A nação do dia D e da hora H: entre demagogias e hipocrisias, por Alexandre Filordi    

Mas por que e para que o suspense? Talvez porque seja preciso manter o nível de autoengano para um país, que começa com B, e que caminha rumo a um buraco sem fim.

(Extraído de https://br.depositphotos.com/stock-photos/brasil-falido.html)

A nação do dia D e da hora H: entre demagogias e hipocrisias

por Alexandre Filordi

No Brasil, a vacinação contra a pandemia do Covid-19 iniciar-se-á “no dia D, na hora H”, soubemos ontem da boca do ministro da Saúde. A julgar que passamos de um terço do mês de janeiro, podemos suspeitar o quanto o dia D insinua demagogia e a hora H, hipocrisia.

Se houvesse, de fato, agenda programada para uma campanha de vacinação, dada a logística continental exigida para ela, divulgá-la não seria um alento para todos nós e, inclusive, para a malfadada economia? Mas por que e para que o suspense? Talvez porque seja preciso manter o nível de autoengano para um país, que começa com B, e que caminha rumo a um buraco sem fim.

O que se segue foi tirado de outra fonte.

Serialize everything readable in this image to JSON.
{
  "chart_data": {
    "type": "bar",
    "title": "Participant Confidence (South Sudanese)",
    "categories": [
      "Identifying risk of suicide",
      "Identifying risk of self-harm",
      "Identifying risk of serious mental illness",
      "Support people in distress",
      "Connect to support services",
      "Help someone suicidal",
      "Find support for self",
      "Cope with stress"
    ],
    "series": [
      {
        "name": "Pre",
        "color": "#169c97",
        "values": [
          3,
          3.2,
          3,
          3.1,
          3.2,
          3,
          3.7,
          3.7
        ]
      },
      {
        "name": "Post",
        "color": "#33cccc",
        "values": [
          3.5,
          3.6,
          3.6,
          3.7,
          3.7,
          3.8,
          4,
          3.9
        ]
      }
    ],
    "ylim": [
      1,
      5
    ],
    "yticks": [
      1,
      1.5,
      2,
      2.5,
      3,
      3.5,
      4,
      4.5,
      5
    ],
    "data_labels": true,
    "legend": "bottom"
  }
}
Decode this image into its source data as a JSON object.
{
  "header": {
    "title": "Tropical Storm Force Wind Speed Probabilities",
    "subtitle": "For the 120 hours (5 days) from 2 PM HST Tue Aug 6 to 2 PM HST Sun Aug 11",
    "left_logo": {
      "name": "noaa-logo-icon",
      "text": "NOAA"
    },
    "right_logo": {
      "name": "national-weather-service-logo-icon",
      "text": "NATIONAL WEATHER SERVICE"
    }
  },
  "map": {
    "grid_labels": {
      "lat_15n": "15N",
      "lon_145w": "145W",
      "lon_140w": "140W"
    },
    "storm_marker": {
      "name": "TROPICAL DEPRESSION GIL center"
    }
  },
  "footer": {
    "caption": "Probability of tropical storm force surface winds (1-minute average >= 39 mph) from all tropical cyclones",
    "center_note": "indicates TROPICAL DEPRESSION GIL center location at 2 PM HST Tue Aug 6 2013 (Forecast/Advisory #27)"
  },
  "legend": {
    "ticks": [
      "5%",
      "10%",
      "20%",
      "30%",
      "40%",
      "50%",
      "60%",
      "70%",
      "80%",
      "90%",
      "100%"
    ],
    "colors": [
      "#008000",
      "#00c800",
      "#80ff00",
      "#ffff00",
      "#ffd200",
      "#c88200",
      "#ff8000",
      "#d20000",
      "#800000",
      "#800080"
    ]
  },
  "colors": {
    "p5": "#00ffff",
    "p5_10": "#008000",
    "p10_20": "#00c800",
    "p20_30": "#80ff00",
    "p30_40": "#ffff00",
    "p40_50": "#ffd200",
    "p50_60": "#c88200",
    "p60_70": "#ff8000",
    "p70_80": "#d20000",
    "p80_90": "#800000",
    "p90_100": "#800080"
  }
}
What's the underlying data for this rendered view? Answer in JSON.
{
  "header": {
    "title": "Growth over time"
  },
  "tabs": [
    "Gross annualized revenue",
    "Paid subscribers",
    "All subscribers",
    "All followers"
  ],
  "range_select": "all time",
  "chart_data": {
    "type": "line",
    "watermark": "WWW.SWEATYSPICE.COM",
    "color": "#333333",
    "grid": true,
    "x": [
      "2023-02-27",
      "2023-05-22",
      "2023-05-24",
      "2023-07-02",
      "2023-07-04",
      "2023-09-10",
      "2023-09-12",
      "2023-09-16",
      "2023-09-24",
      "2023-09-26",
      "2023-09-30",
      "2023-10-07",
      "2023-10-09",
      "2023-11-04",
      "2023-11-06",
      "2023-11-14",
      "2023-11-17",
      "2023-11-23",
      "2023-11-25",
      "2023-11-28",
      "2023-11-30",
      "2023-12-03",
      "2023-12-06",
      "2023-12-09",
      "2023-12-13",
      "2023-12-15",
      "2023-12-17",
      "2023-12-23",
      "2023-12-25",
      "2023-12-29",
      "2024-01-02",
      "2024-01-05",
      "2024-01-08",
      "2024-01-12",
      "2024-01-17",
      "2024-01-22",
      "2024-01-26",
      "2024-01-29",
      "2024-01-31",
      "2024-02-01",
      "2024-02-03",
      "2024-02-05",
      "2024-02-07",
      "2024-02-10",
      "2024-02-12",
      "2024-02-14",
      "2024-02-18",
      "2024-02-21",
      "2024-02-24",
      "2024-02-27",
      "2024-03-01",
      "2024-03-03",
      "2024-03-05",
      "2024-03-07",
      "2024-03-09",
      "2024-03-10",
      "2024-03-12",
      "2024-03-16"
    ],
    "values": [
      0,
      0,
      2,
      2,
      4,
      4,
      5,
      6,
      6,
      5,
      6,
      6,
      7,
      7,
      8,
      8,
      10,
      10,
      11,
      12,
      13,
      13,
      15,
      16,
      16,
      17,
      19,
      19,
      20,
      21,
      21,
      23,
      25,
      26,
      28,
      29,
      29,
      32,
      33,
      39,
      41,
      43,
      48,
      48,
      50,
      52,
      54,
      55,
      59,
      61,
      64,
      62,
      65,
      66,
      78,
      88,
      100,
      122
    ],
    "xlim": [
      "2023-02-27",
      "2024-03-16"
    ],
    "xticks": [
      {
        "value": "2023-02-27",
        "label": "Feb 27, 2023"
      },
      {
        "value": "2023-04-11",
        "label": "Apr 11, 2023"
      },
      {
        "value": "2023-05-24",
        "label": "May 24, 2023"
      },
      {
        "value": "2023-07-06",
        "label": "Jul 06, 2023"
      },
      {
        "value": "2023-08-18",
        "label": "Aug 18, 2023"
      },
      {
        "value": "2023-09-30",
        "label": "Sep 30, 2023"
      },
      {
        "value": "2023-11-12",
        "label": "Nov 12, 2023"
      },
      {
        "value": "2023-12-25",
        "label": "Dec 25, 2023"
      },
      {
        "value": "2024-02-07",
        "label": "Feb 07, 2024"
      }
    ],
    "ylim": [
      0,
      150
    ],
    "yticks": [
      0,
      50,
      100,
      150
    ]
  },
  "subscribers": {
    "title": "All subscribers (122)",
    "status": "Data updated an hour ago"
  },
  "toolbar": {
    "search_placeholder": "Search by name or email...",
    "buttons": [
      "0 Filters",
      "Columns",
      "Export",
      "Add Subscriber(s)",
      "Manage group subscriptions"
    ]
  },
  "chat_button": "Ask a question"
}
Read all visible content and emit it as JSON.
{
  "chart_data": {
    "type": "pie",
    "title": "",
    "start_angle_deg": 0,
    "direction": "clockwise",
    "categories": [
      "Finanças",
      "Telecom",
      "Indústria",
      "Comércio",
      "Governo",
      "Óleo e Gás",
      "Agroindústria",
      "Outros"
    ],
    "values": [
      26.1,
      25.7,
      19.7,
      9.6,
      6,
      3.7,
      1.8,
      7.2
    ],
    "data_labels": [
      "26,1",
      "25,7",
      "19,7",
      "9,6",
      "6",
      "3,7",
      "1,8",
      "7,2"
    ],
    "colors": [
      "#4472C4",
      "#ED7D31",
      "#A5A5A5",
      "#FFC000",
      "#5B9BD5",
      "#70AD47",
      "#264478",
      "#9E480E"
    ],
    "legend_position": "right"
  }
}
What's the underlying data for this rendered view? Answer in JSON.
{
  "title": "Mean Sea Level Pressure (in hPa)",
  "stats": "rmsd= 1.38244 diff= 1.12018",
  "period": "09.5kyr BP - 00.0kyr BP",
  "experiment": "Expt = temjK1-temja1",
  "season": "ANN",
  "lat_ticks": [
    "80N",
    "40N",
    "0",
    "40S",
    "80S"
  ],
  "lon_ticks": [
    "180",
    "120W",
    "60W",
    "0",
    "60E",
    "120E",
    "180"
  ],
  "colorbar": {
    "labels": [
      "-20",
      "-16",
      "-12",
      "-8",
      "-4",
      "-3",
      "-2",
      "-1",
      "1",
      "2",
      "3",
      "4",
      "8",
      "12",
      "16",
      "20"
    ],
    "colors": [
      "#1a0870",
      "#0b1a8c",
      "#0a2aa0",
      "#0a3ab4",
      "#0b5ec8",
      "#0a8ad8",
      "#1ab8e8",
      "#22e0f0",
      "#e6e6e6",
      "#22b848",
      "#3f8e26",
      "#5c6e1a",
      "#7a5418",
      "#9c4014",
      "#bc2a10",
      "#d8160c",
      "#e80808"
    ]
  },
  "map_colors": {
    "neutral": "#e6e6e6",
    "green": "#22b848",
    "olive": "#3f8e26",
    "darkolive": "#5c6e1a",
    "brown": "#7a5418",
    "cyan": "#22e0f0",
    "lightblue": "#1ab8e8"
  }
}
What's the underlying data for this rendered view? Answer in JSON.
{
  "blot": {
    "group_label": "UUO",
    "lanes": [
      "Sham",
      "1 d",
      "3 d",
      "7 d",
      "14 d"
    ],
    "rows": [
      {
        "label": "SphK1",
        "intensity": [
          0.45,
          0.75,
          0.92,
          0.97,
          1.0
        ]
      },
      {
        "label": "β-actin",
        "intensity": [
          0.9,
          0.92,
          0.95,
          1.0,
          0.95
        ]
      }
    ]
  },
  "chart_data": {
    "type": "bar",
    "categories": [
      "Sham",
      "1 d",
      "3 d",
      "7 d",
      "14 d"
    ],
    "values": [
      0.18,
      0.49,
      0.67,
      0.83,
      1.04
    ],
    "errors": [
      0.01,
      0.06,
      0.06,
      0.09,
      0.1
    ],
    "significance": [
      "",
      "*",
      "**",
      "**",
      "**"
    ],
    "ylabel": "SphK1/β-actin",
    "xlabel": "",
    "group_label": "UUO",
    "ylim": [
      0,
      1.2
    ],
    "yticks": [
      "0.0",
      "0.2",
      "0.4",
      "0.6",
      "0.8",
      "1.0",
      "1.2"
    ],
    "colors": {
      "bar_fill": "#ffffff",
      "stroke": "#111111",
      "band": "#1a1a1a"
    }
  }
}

Ontem mesmo, o GGN noticiou que o governo pode garantir apenas a primeira dose da vacina de Covid-19 (https://jornalggn.com.br/coronavirus/governo-pode-garantir-so-a-primeira-dose-da-vacina-covid-19/). O contorcionismo para fazer que a população aceite que essa estratégia seja suficiente para conter a pandemia, no lugar de se visar uma imunidade completa, é absolutamente coerente com o grau de perdição ao qual estamos submetidos. Em termos de perdição, aliás, há muitas coincidências nisso tudo.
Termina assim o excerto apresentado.